Maybe because I never considered photography as a career, the primary motto guiding my choice of subjects has always been ‘Follow what you love.’ Since working on this project, I’ve added a second precept: ‘But stay out of your comfort zone.’ In the end, the images I was unsure about when taking the photo often turned out to be the best ones. Staying out of my comfort zone proved to be a valuable learning experience. I think, like many photographers, I tend to go for images that are easily readable and comfortable for the viewer: recognizable subject matter using standard rules of compositions. I started experimenting with abstract, impressionistic images, chaotic compositions, the sort of image people might respond to with “What is it?” My explorations started having an effect on my other photographic work. I started to understand why experienced photographers might go out for an entire day and come back with only one image that they’re happy with. This, more than anything else, has contributed to my original goal: honing my skills as a photographic artist.
When you compare this flat, watery expanse of reeds and willows to more iconic locations for landscape photography, the Biesbosch would seem a very dull place.

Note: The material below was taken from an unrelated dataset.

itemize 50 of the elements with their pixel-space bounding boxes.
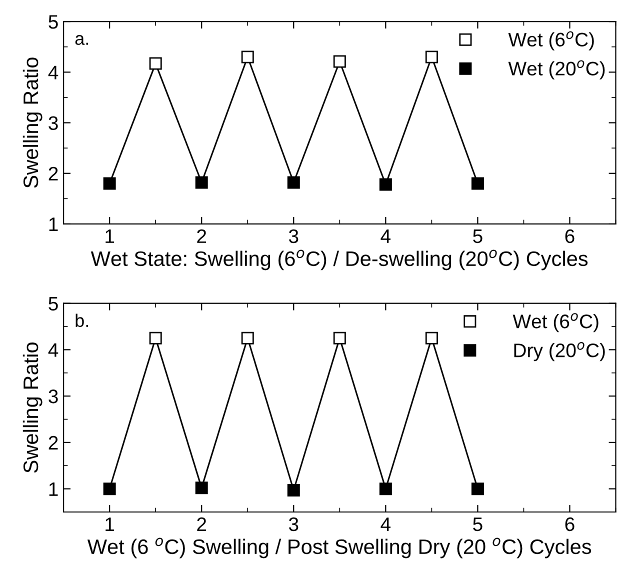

I’m very grateful to Theo Bosboom for guiding me through this process with patience, well-timed suggestions, and respect for my creative style. And what have I learned from the project? Obviously, I’ve learned to put together a consistent series of photographs that tells a tale. I’ve also learned to view my work critically and not accept images that fall short of my highest standards. But – and maybe this is the most important lesson of all – I have learned to look carefully and delve deep when I want to discover the soul of a location. The Biesbosch is a magical place, but you will only see the magic if you pay attention.